Winemakers around the world struggled through the pandemic as COVID spread from country to country. Consumers likely didn’t see the full impact on the wine industry as tasting rooms, restaurants, and bar sales plummeted to zero within days. And in the U.S., sweeping wildfires in major wine-growing regions made matters even worse for winemakers.

Building education about these and other challenges into your wine marketing strategy can pay off. Customers will be interested to know the hurdles you’ve faced and how you’ve worked to overcome them to continue delivering the products they know and love.

Brand transparency can help set public expectations and enable you to recoup losses faster. At the same time, you might even win over sympathetic new supporters who will be eager to purchase your wines and related products.

 

Building Trust Through Marketing: An Agribusiness Example

What does transparent marketing look like in action? Consider the case of Farmgirl Flowers. It’s an agribusiness company outside the wine industry, but it serves as a great example for vintners interested in building consumer trust online through transparent marketing methods.

Farmgirl Flowers delivers flower boxes to customers’ doorsteps, but COVID lockdowns presented some new challenges in the process. The company shared many of those challenges through frequent updates on its Instagram page.

At one point, the team shared a riveting photo of a massive field of flowers that had to be dumped because stay-at-home orders prevented the team from packaging and shipping them in time. The Instagram post was flooded with messages from followers who sympathized with the company’s frustrations. The team even updated the caption later on to provide answers to followers’ questions about why the flowers had to be thrown out.

Consumers felt connected with and empathetic to the organization’s plights, and the brand’s transparency and sincerity about everything from shipping snags to Paycheck Protection Program application struggles resonated with viewers.

 

The Art of Being Real Without Bringing Consumers Down

It’s important to remember, however, that brand transparency in your wine marketing strategy needs to involve more than just presenting your challenges to the world. The key to forging genuine connections with consumers is to share your successes, too - right down to your smallest wins.

The wins are important to share because they show that though you may be experiencing hardships, you are working to overcome them. Customers will see how much you value them and appreciate the lengths you go to in order to keep providing quality products.

Successes you share might include talking about the innovative safety measures you’ve put in place, highlighting the people who’ve helped you keep going, or advertising ways your team has been helping support vulnerable communities.

Several California wineries did just that when they raised money and donated products to benefit restaurant workers, tourism charities, frontline workers, and select nonprofits. Their efforts garnered press and became exactly the type of thing consumers needed to hear in trying times.

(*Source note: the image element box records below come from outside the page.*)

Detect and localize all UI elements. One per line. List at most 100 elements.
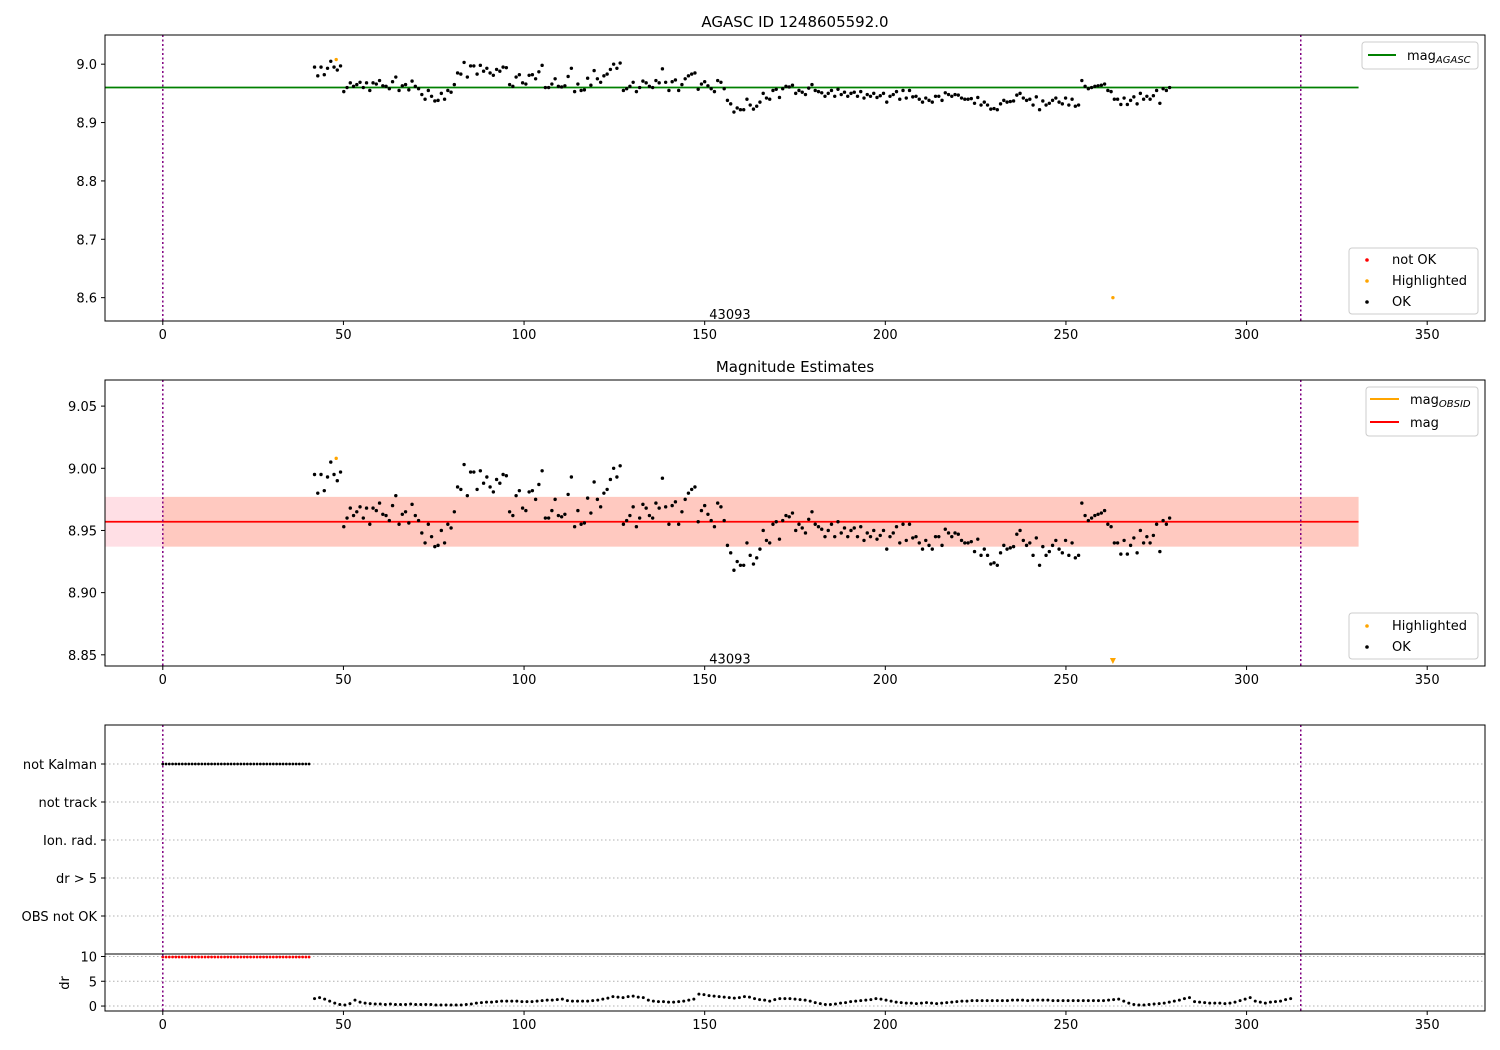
not-kalman-point — [190, 762, 194, 766]
dr-point — [985, 999, 989, 1003]
ok-point — [1128, 543, 1133, 548]
not-kalman-point — [193, 762, 197, 766]
dr-point — [1238, 999, 1242, 1003]
ok-point — [803, 531, 808, 535]
ok-point — [550, 508, 554, 513]
y-tick-label: 8.90 — [68, 587, 97, 602]
ok-point — [572, 89, 577, 94]
ok-point — [1054, 96, 1058, 100]
not-kalman-point — [187, 762, 191, 766]
dr-high-point — [304, 955, 308, 959]
ok-point — [1096, 512, 1100, 516]
dr-point — [722, 995, 726, 999]
dr-point — [353, 998, 357, 1002]
ok-point — [920, 100, 925, 104]
ok-point — [732, 110, 736, 114]
ok-point — [442, 541, 447, 545]
ok-point — [1028, 541, 1032, 545]
ok-point — [924, 538, 928, 543]
dr-point — [793, 997, 797, 1001]
not-kalman-point — [223, 762, 226, 766]
x-tick-label: 200 — [873, 673, 898, 688]
not-kalman-point — [281, 762, 285, 766]
dr-point — [1046, 998, 1050, 1002]
ok-point — [1089, 516, 1094, 520]
dr-point — [955, 1000, 959, 1004]
dr-point — [732, 996, 736, 1000]
ok-point — [335, 68, 339, 72]
ok-point — [342, 89, 346, 94]
ok-point — [943, 527, 947, 531]
ok-point — [436, 98, 440, 103]
ok-point — [768, 97, 772, 101]
dr-point — [540, 999, 544, 1003]
legend-label: magOBSID — [1410, 393, 1471, 410]
dr-point — [474, 1001, 478, 1005]
ok-point — [582, 521, 587, 525]
dr-point — [778, 997, 782, 1001]
ok-point — [608, 67, 613, 72]
dr-high-point — [245, 955, 249, 959]
ok-point — [631, 505, 635, 509]
ok-point — [881, 528, 886, 533]
ok-point — [794, 91, 798, 96]
ok-point — [563, 512, 567, 516]
ok-point — [1008, 99, 1013, 104]
ok-point — [624, 518, 629, 523]
ok-point — [992, 561, 996, 565]
ok-point — [868, 94, 873, 98]
x-tick-label: 350 — [1415, 1018, 1440, 1033]
dr-point — [909, 1001, 913, 1005]
ok-point — [394, 75, 398, 79]
dr-point — [1182, 997, 1186, 1001]
ok-point — [1096, 84, 1100, 88]
dr-point — [469, 1002, 473, 1006]
ok-point — [686, 74, 691, 78]
ok-point — [829, 522, 834, 526]
ok-point — [478, 469, 483, 473]
ok-point — [407, 88, 411, 92]
ok-point — [1034, 536, 1039, 540]
ok-point — [491, 490, 496, 494]
ok-point — [517, 72, 522, 77]
ok-point — [794, 528, 798, 533]
ok-point — [1109, 89, 1113, 94]
ok-point — [888, 534, 892, 539]
ok-point — [319, 472, 323, 477]
dr-point — [565, 999, 569, 1003]
ok-point — [927, 543, 931, 548]
not-kalman-point — [258, 762, 262, 766]
ok-point — [715, 78, 720, 83]
dr-point — [788, 997, 792, 1001]
dr-point — [1263, 1001, 1267, 1005]
dr-point — [439, 1003, 443, 1007]
ok-point — [511, 84, 515, 89]
ok-point — [462, 60, 466, 65]
ok-point — [1151, 94, 1156, 98]
ok-point — [1093, 84, 1097, 89]
ok-point — [904, 96, 908, 100]
ok-point — [1138, 528, 1143, 533]
ok-point — [429, 534, 434, 539]
ok-point — [1063, 538, 1068, 543]
dr-high-point — [281, 955, 285, 959]
ok-point — [1138, 91, 1143, 96]
dr-point — [378, 1002, 382, 1006]
dr-point — [935, 1002, 939, 1006]
not-kalman-point — [249, 762, 252, 766]
ok-point — [888, 94, 892, 98]
ok-point — [875, 95, 879, 100]
ok-point — [937, 94, 941, 98]
ok-point — [813, 88, 817, 93]
ok-point — [813, 522, 817, 526]
ok-point — [761, 91, 765, 96]
ok-point — [1099, 83, 1104, 87]
dr-high-point — [239, 955, 243, 959]
ok-point — [839, 531, 843, 535]
ok-point — [1135, 551, 1139, 555]
ok-point — [358, 505, 362, 509]
ok-point — [1132, 95, 1136, 99]
ok-point — [543, 85, 548, 90]
dr-point — [854, 999, 858, 1003]
ok-point — [1034, 95, 1039, 99]
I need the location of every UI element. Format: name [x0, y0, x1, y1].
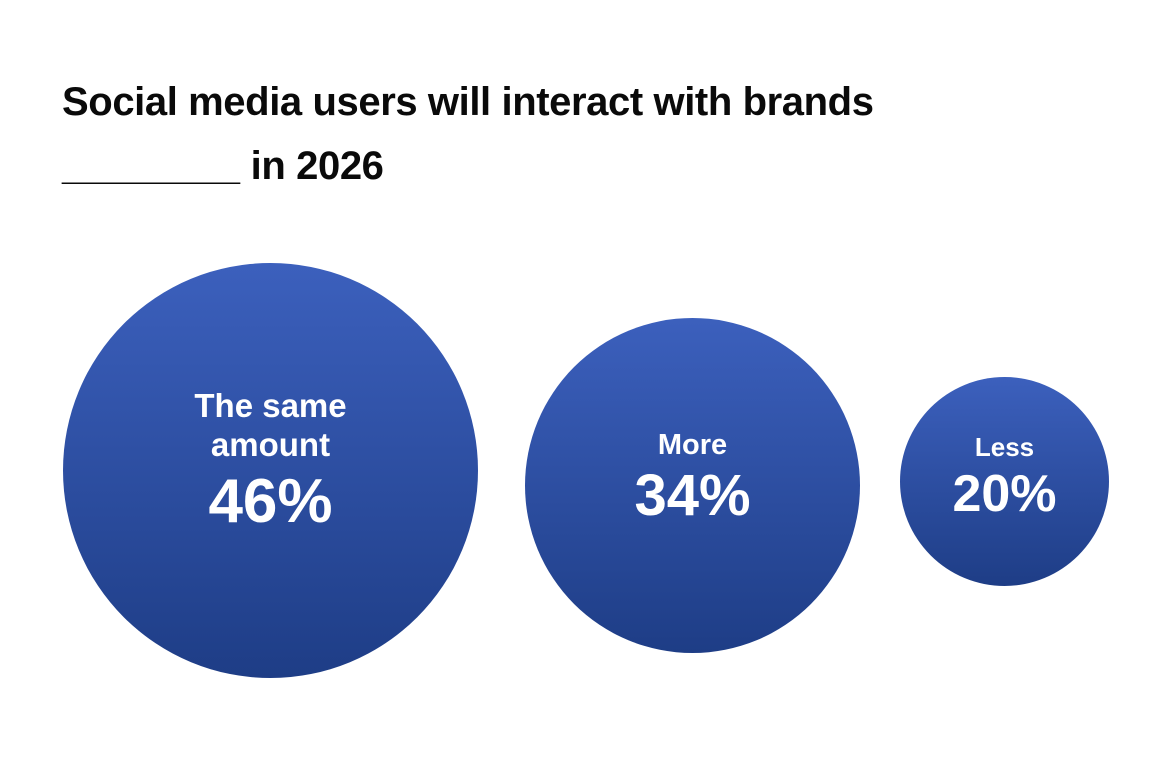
- bubble-value: 46%: [208, 466, 333, 536]
- title-line-1: Social media users will interact with br…: [62, 80, 874, 124]
- title-blank-underline: ________: [62, 144, 240, 188]
- bubble-label-line: More: [657, 428, 728, 461]
- bubble-label-line: The same: [194, 387, 347, 425]
- bubble-label: More: [658, 428, 727, 462]
- bubble-more-content: More 34%: [634, 428, 750, 527]
- bubble-label-line: amount: [210, 425, 331, 463]
- bubble-label-line: Less: [974, 431, 1035, 462]
- title-line-2: in 2026: [239, 144, 384, 188]
- bubble-label: Less: [975, 432, 1034, 463]
- bubble-the-same-amount-content: The same amount 46%: [194, 387, 346, 534]
- bubble-more: More 34%: [525, 318, 860, 653]
- bubble-label: The same amount: [194, 387, 346, 465]
- page-title: Social media users will interact with br…: [62, 70, 1082, 198]
- bubble-less-content: Less 20%: [952, 432, 1056, 521]
- bubble-the-same-amount: The same amount 46%: [63, 263, 478, 678]
- bubble-less: Less 20%: [900, 377, 1109, 586]
- bubble-value: 34%: [634, 463, 751, 529]
- bubble-value: 20%: [952, 464, 1057, 523]
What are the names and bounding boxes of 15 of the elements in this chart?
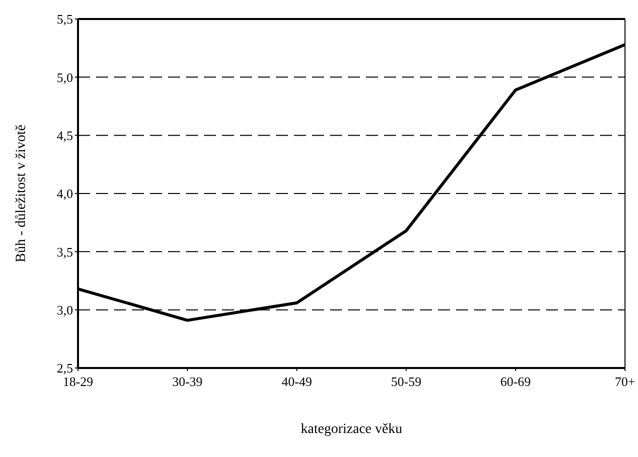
x-tick-label: 40-49: [282, 374, 312, 390]
y-tick-label: 5,0: [56, 70, 73, 85]
x-tick-label: 50-59: [391, 374, 422, 390]
y-tick-label: 3,5: [56, 244, 73, 260]
x-tick-label: 18-29: [62, 374, 94, 390]
x-tick-label: 30-39: [172, 374, 203, 390]
y-tick-label: 5,5: [56, 12, 73, 27]
y-tick-label: 4,0: [56, 186, 73, 202]
x-tick-label: 70+: [614, 374, 636, 390]
x-axis-title: kategorizace věku: [300, 422, 402, 437]
y-tick-label: 2,5: [56, 360, 73, 376]
y-axis-title: Bůh - důležitost v životě: [14, 124, 29, 262]
y-tick-label: 3,0: [56, 302, 73, 318]
y-tick-label: 4,5: [56, 128, 73, 143]
x-tick-label: 60-69: [500, 374, 531, 390]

More than anything, your sincerity and authenticity can have an enormous impact, even if you’re a small-scale operation. The more you show your corporate spirit to the public, the more people will realize that you’re more than just a business — you’re a team of people who are so passionate about what you do that you’re eager to share your experiences, good and bad, with the world. And your resilience will help you move into a period of recovery and strong profit margins, as long as you bring customers along for the ride.
 

Toni Scott is responsible for business consulting firm Morrison’s overall management and operations. She leads and directs Morrison’s grant services — working with clients in government, food, agribusiness, manufacturing, production agriculture, processing, and marketing to plan, prepare for, and secure competitive state and federal grant funding. She also oversees grant administration of client projects and contributes to business plan and feasibility study projects and conducts strategic planning and facilitation. Toni directs Morrison’s external communications and industry outreach as well.